SURELY he’s taking us for a ride.

Victorian Premier Daniel Andrews this week posted about a radio duo “starting the longest V/Line trip that there is – from Mildura to Mallacoota”.

Only problem? The accompanying picture was not of the “start” of a journey “from Mildura”.

There was a train in the background – can’t get one of those at Mildura Station.

Mr Andrews was spruiking his government’s regional fare cap, which tops out daily travel at $9.20.

And look, it is worth spruiking. The cost of a full fare Mildura to Melbourne trip has just been cut by 84 per cent – a big relief to the thousand-plus people who board coaches on the Mildura line each week.

But at best, the post was misleading.

Less generously, it showed a premier seemingly with no concept of what reality is like for people who take long-distance public transport from Mildura.

Regardless of what you think about the train, and whether or not it should be restored, it can’t be said the current service is anything other than absolute garbage.

Having recently done trips to Melbourne, at both capped and uncapped fares, I can attest regular users of the service are not smiling on platforms.

It’s absurd that when the train was axed by Jeff Kennett in 1993, Mildura was promised “luxury road coaches” as a replacement, yet today’s coaches hardly evoke “luxury”. My seat was roughly 2.7 phone-lengths wide.

It’s absurd that after a cramped coach trip to Swan Hill, passengers board an N-type carriage with facing seats that, if someone is sitting opposite, prevent any stretching of legs. For four and a half hours.

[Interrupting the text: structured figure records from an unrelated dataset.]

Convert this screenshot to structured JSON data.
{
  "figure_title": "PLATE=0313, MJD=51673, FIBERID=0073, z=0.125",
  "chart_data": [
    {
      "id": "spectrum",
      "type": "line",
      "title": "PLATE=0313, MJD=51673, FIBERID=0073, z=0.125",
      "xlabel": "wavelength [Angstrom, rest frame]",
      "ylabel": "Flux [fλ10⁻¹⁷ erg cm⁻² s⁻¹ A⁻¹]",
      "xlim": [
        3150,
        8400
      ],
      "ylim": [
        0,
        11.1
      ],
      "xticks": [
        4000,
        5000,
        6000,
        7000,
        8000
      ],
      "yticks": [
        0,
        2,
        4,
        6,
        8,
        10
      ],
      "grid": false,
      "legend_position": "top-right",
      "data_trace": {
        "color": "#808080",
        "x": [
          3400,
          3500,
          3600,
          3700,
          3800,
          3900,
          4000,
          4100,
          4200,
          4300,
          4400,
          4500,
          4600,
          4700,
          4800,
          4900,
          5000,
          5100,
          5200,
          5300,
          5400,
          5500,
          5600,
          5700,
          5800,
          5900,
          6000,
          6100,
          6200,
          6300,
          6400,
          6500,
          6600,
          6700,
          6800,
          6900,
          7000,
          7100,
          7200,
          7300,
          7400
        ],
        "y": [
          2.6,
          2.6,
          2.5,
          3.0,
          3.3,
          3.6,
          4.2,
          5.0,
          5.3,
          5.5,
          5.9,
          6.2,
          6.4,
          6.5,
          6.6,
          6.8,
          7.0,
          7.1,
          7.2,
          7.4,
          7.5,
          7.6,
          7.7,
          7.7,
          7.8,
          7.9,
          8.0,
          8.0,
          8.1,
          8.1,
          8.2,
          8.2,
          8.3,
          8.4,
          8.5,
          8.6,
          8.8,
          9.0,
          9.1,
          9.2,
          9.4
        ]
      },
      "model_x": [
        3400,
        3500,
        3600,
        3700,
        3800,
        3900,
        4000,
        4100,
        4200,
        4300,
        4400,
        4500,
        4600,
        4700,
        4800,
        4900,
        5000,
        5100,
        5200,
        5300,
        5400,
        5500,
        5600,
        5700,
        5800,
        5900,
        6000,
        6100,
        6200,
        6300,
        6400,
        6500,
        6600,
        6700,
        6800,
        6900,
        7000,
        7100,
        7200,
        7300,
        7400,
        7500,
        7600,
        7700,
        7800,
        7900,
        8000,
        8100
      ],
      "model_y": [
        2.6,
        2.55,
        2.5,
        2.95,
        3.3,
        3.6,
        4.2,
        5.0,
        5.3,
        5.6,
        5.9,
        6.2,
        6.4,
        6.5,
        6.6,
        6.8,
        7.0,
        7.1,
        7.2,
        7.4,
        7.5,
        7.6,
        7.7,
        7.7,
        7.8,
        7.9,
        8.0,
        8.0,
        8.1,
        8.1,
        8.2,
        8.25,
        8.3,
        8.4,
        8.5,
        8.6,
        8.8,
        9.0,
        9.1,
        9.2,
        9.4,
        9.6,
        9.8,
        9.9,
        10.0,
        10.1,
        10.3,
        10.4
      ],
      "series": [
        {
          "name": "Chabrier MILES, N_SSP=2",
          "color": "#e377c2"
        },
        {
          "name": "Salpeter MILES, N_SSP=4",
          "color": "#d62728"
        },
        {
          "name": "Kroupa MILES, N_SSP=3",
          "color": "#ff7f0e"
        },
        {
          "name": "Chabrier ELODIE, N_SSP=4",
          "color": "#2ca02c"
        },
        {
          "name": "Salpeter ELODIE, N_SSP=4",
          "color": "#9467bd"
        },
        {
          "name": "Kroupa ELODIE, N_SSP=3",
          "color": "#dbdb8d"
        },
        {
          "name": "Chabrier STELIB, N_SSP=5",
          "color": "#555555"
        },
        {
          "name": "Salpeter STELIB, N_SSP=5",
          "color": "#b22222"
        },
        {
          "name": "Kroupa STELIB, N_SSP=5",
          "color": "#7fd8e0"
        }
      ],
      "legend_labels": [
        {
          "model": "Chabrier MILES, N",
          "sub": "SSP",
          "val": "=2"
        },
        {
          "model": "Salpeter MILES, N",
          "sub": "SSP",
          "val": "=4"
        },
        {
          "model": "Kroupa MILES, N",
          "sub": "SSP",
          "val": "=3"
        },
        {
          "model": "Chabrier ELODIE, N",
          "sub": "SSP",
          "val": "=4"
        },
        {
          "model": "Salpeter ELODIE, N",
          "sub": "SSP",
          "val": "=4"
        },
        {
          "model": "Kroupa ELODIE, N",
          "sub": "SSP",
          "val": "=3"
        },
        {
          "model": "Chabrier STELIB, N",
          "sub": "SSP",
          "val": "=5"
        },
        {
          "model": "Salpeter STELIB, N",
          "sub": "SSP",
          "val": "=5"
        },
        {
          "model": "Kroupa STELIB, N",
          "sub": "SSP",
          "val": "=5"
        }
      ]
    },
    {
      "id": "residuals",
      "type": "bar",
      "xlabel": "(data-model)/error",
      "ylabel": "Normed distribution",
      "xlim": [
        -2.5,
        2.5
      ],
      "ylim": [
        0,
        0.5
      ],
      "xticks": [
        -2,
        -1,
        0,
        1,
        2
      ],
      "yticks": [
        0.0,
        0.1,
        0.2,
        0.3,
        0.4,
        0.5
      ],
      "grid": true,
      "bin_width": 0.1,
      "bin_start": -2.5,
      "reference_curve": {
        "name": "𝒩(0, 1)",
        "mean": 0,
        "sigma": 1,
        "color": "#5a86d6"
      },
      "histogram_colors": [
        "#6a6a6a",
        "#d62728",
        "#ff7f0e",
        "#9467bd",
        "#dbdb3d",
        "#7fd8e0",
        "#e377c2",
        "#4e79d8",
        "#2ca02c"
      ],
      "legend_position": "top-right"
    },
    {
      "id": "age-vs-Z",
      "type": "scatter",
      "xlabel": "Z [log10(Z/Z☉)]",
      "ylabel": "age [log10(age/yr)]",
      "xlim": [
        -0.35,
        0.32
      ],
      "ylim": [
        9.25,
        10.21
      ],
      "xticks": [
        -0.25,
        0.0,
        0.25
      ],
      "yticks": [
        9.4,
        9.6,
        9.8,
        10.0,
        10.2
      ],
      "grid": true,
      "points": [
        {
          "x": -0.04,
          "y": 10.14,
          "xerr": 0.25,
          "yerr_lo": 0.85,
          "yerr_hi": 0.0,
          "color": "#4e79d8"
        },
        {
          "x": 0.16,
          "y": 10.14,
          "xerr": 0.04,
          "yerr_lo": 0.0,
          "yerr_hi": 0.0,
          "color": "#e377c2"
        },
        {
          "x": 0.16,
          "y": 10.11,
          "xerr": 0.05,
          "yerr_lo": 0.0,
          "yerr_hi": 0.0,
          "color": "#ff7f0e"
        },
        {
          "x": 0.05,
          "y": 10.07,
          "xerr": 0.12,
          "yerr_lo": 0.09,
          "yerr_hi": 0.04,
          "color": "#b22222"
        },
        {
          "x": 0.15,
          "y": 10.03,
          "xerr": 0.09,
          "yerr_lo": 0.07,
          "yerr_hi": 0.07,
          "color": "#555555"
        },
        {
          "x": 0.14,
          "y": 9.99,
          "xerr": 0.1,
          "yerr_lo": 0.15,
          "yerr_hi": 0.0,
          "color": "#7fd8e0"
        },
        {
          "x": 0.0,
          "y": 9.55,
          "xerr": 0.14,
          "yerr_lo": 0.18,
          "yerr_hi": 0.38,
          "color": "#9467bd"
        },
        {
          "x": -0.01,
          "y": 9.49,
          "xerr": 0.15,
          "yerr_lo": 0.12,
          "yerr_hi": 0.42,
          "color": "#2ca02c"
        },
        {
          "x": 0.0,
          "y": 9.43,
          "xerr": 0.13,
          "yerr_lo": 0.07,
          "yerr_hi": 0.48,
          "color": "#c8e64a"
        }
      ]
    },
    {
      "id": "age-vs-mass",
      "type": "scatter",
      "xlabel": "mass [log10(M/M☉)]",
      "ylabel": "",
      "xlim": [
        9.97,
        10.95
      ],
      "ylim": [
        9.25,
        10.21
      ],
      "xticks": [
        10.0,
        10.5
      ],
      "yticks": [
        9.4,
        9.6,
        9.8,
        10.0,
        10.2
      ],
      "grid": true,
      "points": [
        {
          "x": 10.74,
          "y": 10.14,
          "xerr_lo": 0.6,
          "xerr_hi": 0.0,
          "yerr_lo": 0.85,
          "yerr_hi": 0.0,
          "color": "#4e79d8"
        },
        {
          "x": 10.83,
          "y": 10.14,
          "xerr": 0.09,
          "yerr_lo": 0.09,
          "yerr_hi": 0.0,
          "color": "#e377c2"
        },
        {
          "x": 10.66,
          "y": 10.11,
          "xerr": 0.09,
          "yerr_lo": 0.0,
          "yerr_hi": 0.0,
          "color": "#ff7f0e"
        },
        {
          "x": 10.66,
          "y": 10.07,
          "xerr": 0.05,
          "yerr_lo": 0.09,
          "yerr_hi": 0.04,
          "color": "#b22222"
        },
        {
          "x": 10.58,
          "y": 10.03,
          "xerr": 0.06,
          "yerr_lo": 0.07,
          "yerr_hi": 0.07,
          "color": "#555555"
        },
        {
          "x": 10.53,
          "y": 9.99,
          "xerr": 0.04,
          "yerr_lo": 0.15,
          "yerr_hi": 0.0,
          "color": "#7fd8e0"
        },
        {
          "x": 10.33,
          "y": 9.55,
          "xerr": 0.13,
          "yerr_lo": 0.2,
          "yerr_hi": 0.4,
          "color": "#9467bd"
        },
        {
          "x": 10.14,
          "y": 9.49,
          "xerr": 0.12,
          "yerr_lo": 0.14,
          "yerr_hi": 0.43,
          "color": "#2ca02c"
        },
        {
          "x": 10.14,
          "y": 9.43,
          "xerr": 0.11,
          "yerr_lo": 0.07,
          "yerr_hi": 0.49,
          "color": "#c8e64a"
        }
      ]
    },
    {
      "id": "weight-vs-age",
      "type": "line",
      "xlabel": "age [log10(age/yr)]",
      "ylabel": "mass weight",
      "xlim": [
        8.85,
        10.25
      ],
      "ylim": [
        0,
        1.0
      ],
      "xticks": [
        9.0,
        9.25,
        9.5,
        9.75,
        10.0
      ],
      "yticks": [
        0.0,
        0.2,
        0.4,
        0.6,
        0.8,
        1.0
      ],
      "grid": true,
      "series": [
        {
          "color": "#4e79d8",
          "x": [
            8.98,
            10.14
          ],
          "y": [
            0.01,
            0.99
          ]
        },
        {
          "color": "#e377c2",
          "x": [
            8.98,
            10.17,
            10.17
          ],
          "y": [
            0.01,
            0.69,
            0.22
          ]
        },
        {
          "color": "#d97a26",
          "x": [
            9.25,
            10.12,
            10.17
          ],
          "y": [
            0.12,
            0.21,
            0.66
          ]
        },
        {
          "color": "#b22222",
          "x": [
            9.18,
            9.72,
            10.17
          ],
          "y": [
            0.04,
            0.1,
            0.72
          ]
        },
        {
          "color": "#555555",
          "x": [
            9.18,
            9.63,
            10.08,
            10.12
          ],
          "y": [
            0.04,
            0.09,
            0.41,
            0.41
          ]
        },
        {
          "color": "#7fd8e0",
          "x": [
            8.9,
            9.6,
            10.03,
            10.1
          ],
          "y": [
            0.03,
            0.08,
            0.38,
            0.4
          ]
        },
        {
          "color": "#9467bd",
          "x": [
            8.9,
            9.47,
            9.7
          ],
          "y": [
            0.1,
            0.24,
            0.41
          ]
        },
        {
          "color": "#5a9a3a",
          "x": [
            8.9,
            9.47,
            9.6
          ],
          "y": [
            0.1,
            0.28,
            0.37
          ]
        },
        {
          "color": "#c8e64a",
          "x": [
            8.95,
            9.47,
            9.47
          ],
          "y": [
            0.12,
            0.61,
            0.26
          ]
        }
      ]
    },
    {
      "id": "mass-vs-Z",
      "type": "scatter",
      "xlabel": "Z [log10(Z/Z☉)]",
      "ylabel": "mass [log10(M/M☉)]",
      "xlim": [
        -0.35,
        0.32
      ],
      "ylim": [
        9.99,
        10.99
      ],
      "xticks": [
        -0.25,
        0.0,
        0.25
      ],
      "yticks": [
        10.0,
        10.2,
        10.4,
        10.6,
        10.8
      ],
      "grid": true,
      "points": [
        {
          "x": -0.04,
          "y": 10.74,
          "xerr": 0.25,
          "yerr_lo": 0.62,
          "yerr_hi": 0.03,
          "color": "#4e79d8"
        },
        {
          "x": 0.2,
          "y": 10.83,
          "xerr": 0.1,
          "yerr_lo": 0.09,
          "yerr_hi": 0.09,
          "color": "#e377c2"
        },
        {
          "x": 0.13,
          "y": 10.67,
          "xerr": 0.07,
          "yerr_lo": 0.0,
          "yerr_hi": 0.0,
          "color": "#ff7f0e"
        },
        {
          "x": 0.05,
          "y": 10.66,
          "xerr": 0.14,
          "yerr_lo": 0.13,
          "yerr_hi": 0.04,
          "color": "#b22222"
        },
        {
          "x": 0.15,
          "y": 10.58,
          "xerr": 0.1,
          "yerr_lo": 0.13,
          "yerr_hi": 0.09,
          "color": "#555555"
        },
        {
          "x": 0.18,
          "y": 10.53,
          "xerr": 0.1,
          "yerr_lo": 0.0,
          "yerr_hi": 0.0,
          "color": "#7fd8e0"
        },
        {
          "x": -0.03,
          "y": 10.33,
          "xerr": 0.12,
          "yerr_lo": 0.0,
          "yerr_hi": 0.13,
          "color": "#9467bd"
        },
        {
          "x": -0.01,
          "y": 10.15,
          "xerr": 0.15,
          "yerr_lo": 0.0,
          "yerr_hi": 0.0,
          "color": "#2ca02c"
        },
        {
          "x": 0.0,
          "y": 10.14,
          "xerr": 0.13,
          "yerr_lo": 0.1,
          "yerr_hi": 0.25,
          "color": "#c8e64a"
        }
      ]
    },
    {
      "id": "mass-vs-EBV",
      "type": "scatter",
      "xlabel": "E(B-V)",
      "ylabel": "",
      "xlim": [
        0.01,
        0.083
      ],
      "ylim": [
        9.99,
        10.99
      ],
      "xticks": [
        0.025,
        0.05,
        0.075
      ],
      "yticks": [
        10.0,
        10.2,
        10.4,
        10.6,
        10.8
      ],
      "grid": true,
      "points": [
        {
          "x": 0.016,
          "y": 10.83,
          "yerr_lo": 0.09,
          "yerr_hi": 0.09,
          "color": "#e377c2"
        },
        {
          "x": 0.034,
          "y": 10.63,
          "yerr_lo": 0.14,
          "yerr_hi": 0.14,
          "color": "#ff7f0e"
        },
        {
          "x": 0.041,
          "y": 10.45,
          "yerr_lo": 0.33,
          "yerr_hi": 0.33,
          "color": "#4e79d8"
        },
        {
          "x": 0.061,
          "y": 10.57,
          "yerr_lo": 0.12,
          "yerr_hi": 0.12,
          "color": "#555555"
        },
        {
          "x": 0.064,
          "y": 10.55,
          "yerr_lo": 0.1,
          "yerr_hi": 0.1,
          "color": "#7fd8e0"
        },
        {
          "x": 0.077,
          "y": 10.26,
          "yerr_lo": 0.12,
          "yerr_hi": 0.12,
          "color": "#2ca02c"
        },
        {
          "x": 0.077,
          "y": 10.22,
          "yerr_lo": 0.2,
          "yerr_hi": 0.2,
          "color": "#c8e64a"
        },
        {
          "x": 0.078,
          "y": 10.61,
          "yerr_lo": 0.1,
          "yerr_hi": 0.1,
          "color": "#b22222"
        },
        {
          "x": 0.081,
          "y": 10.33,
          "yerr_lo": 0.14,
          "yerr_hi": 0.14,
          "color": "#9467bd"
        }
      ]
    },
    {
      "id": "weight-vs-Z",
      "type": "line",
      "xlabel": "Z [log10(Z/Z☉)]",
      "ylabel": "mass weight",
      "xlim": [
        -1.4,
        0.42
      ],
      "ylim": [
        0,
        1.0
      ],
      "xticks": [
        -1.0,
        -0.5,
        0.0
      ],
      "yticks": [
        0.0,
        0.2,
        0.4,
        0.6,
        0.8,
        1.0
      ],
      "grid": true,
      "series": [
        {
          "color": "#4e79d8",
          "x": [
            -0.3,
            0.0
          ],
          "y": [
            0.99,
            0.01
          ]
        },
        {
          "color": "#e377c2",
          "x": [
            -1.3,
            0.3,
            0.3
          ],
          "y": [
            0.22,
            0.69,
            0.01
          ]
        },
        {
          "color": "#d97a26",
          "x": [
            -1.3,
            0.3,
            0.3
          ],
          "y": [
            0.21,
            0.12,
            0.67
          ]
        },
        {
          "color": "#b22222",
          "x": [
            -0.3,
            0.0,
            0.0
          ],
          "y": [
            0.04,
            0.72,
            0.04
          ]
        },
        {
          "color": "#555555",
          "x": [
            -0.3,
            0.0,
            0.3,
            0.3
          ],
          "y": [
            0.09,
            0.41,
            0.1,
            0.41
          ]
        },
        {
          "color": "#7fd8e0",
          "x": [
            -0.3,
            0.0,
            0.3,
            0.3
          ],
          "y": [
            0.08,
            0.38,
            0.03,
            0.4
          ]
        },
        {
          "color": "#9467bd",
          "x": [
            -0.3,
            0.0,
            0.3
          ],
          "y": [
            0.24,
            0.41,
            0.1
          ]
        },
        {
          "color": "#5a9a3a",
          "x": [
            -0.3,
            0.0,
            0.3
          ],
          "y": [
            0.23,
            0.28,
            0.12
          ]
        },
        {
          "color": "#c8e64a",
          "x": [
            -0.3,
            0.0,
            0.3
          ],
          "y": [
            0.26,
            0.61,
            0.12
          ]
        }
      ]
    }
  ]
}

It’s absurd that in Victoria, the longer your journey is, the less comfort you get. At Melbourne I switched to the Gippsland line, where I rode on a modern VLocity carriage, in a comfier seat, with far more legroom, and most passengers disembarked within two hours. We’ve got it backwards.

It’s absurd that to return at a reasonable hour, passengers take the 10.06am from Southern Cross. After a nice VLocity trip to Bendigo, there’s a 20-minute wait before the coach departs … in the not-so-direct direction of Swan Hill. Highlights beyond there include a delightful 40-minute stop at a Nyah roadhouse. Eventually, they get into Mildura about 6.04pm, exhausted and in need of remedial massage.

Train or no train, this service helps the elderly keep in touch with relatives, moves our essential seasonal workers, allows our kids to chase educational and sporting pursuits, and brings visitors in to boost our tourism economy.

For their experiences to be conflated with travellers who benefit from the hundreds of millions spent on new VLocity trains – and the extra 800 V/Line train services added since 2014 – is tone deaf.

Perhaps it’s fitting that the only time the Premier posts about V/Line services from Mildura, it’s to marvel about how absurd it is.

“Dan and Gabi from The Morning Crew are doing something which, frankly, I reckon is a bit out there,” Mr Andrews posted.

Oh, it’s out there alright, Premier.

In fact, it’s positively off the rails.